In many ways, this is why post-quantum readiness is now shifting from theory to preparation.

For years, PQC was treated largely as an academic or future-looking discussion. The combination of formal migration timelines from organisations like the NCSC, increasing vendor activity and accelerating quantum research means the conversation is becoming more practical. The organisations making progress with this are not necessarily ripping out existing encryption standards. They are beginning the slow work of assessment, planning, and dependency reduction. 

For CISOs and those at the coalface of cybersecurity, the key challenge over the next few years will be balancing pragmatism with preparedness. There is little value in rushing into expensive wholesale change programmes before standards and vendor ecosystems fully stabilise. Equally, there is growing risk in assuming this remains someone else’s problem for another decade.

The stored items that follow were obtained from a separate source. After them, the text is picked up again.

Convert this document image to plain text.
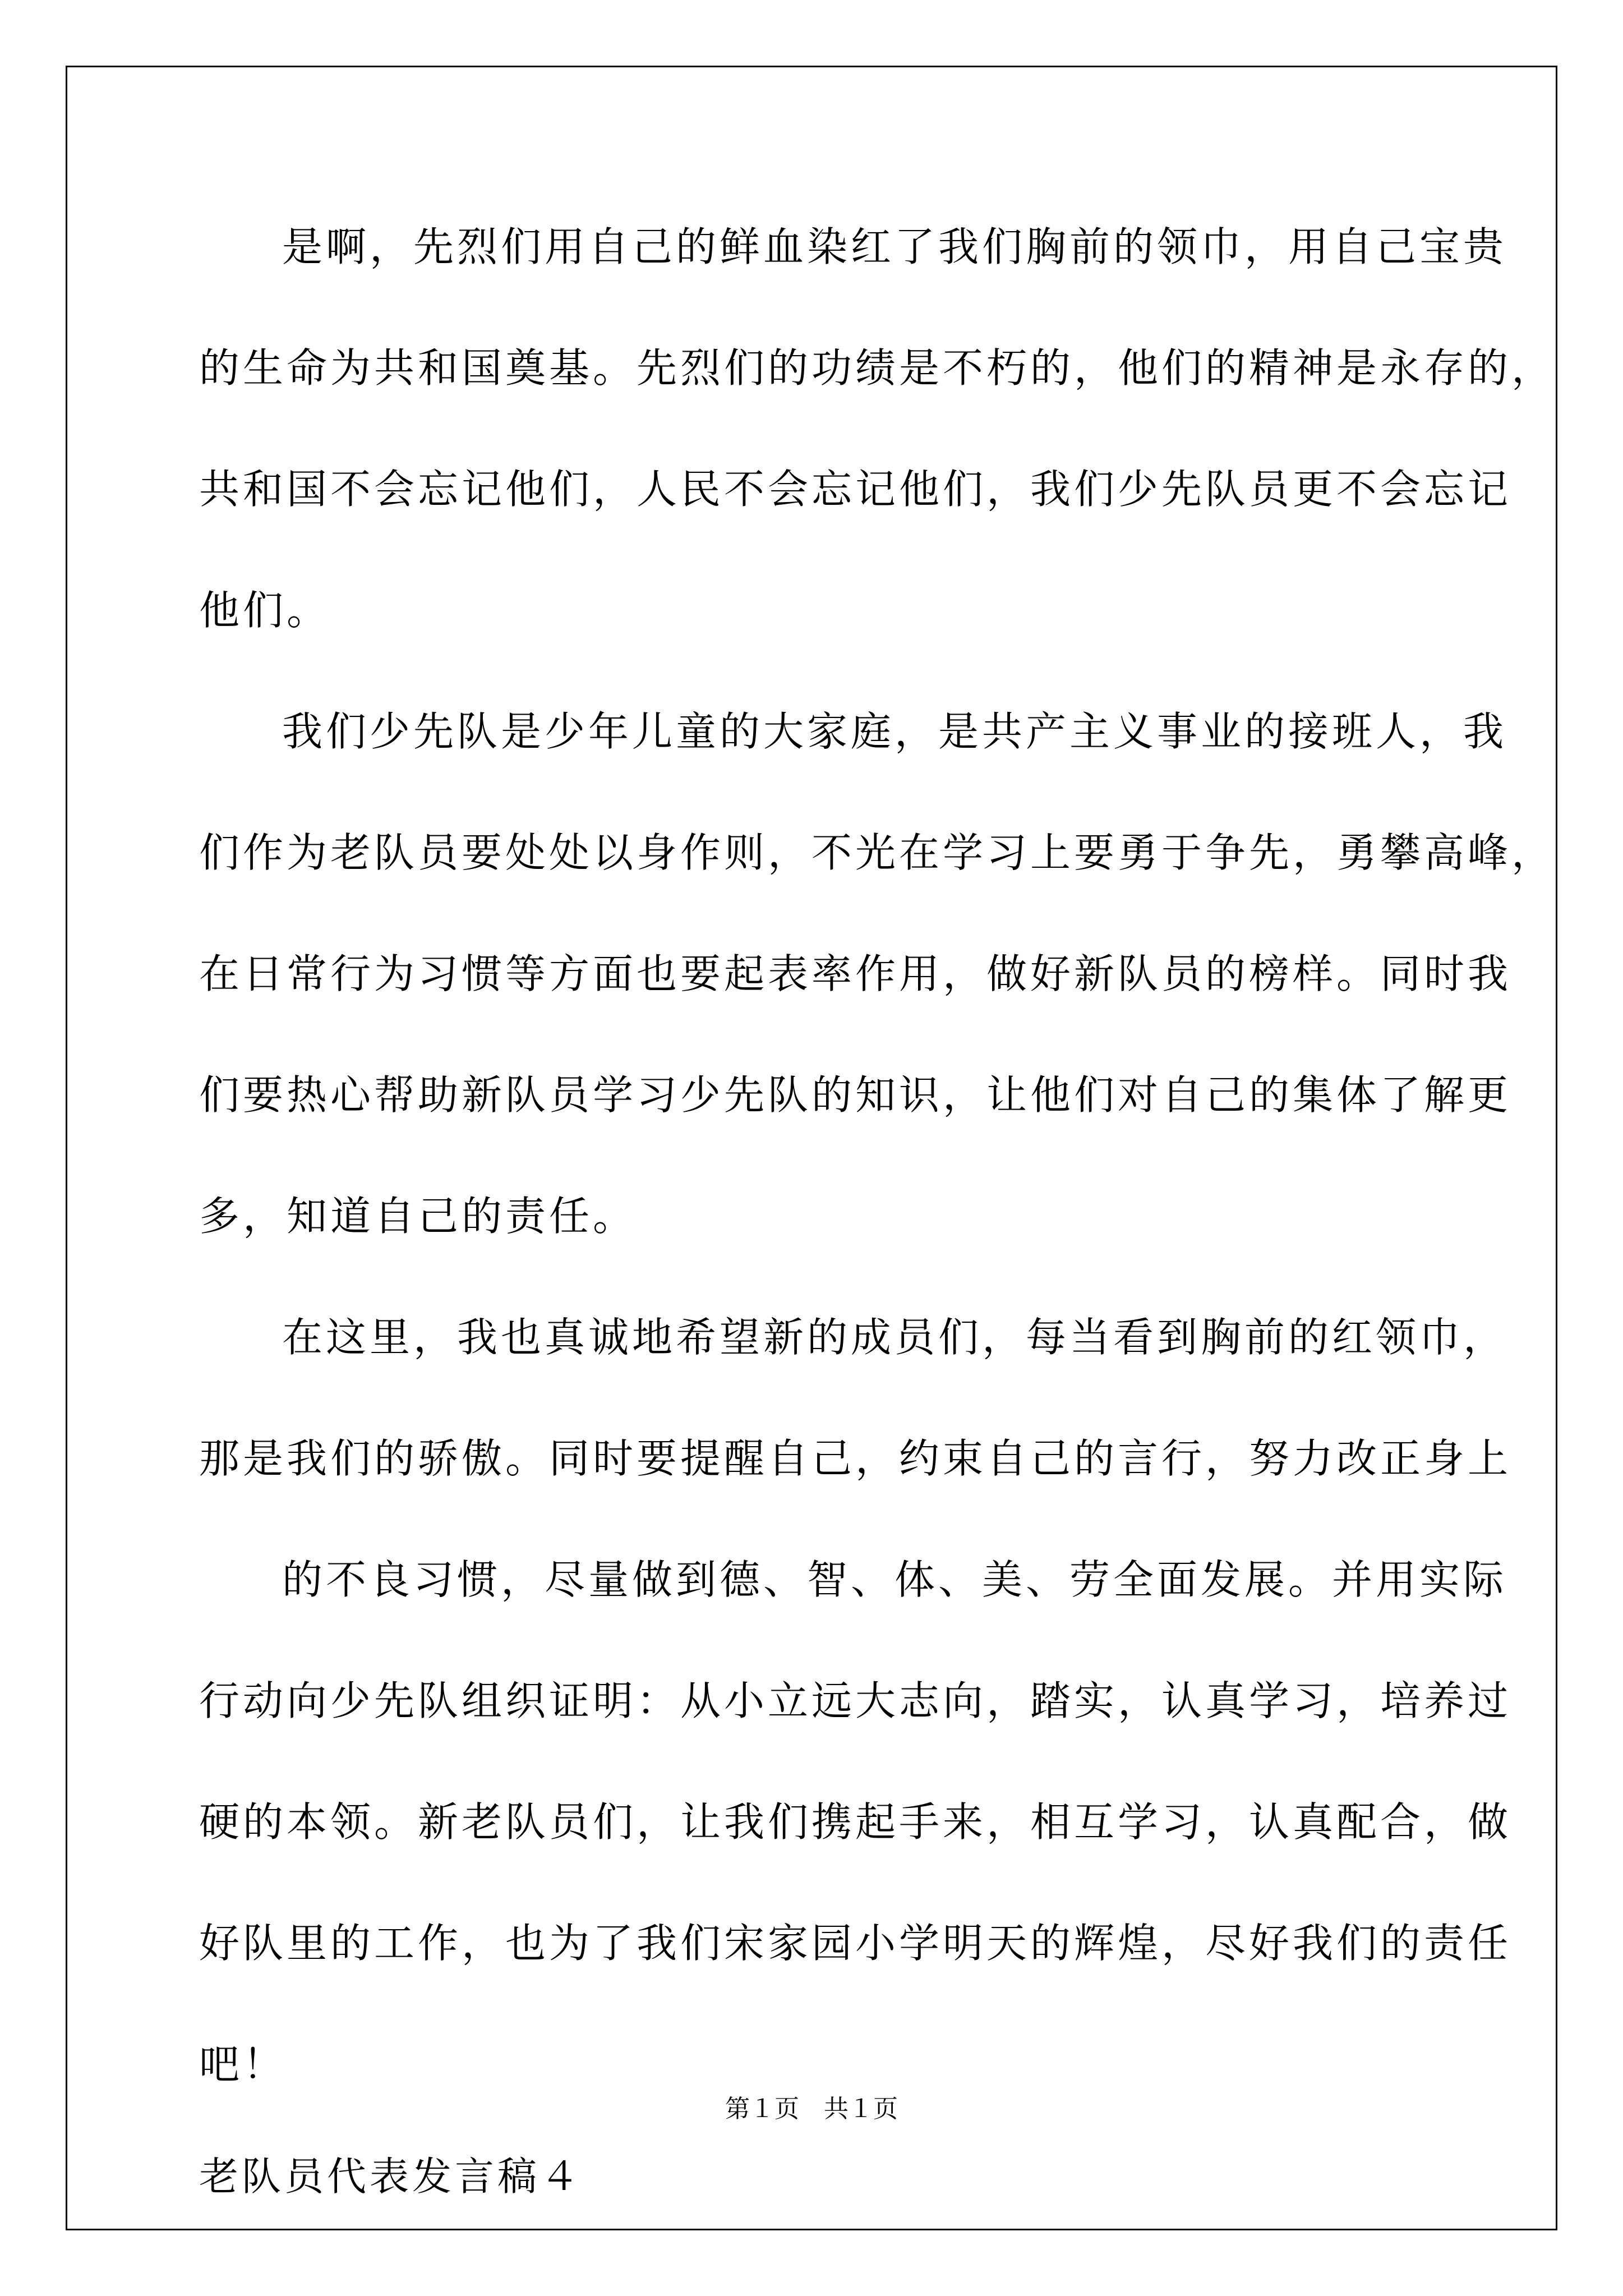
是啊，先烈们用自己的鲜血染红了我们胸前的领巾，用自己宝贵
的生命为共和国奠基。先烈们的功绩是不朽的，他们的精神是永存的，
共和国不会忘记他们，人民不会忘记他们，我们少先队员更不会忘记
他们。
我们少先队是少年儿童的大家庭，是共产主义事业的接班人，我
们作为老队员要处处以身作则，不光在学习上要勇于争先，勇攀高峰，
在日常行为习惯等方面也要起表率作用，做好新队员的榜样。同时我
们要热心帮助新队员学习少先队的知识，让他们对自己的集体了解更
多，知道自己的责任。
在这里，我也真诚地希望新的成员们，每当看到胸前的红领巾，
那是我们的骄傲。同时要提醒自己，约束自己的言行，努力改正身上
的不良习惯，尽量做到德、智、体、美、劳全面发展。并用实际
行动向少先队组织证明：从小立远大志向，踏实，认真学习，培养过
硬的本领。新老队员们，让我们携起手来，相互学习，认真配合，做
好队里的工作，也为了我们宋家园小学明天的辉煌，尽好我们的责任
吧！
老队员代表发言稿４
第１页　共１页
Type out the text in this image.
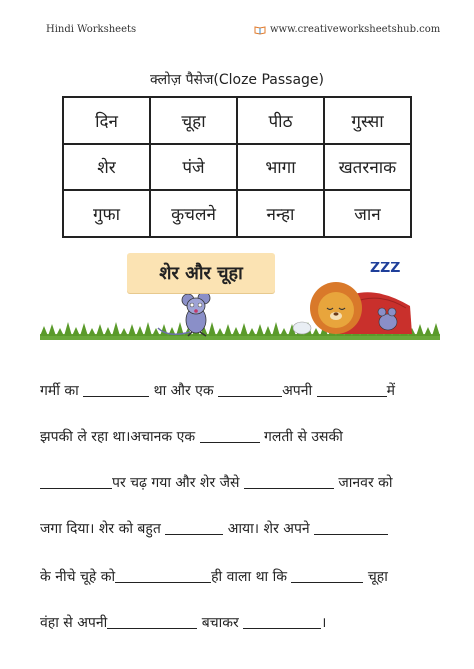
Hindi Worksheets	www.creativeworksheetshub.com
क्लोज़ पैसेज(Cloze Passage)
दिन	चूहा	पीठ	गुस्सा
शेर	पंजे	भागा	खतरनाक
गुफा	कुचलने	नन्हा	जान
ZZZ
शेर और चूहा
गर्मी का	था और एक	अपनी	में
झपकी ले रहा था।अचानक एक	गलती से उसकी
पर चढ़ गया और शेर जैसे	जानवर को
जगा दिया। शेर को बहुत	आया। शेर अपने
के नीचे चूहे को	ही वाला था कि	चूहा
वंहा से अपनी	बचाकर	।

For most organisations, the sensible approach is not wholesale change but incremental preparation: small, actionable steps to increase visibility. Understand where cryptography genuinely matters to the organisation, identify legacy systems likely to present migration headaches later, and avoid making technology decisions now that create unnecessary lock-in later down the line.

Quantum disruption may not materialise as the sudden leap science fiction once imagined. But the direction of travel is becoming increasingly difficult to ignore, and organisations that start preparing now will almost certainly have an easier time than those waiting for complete certainty.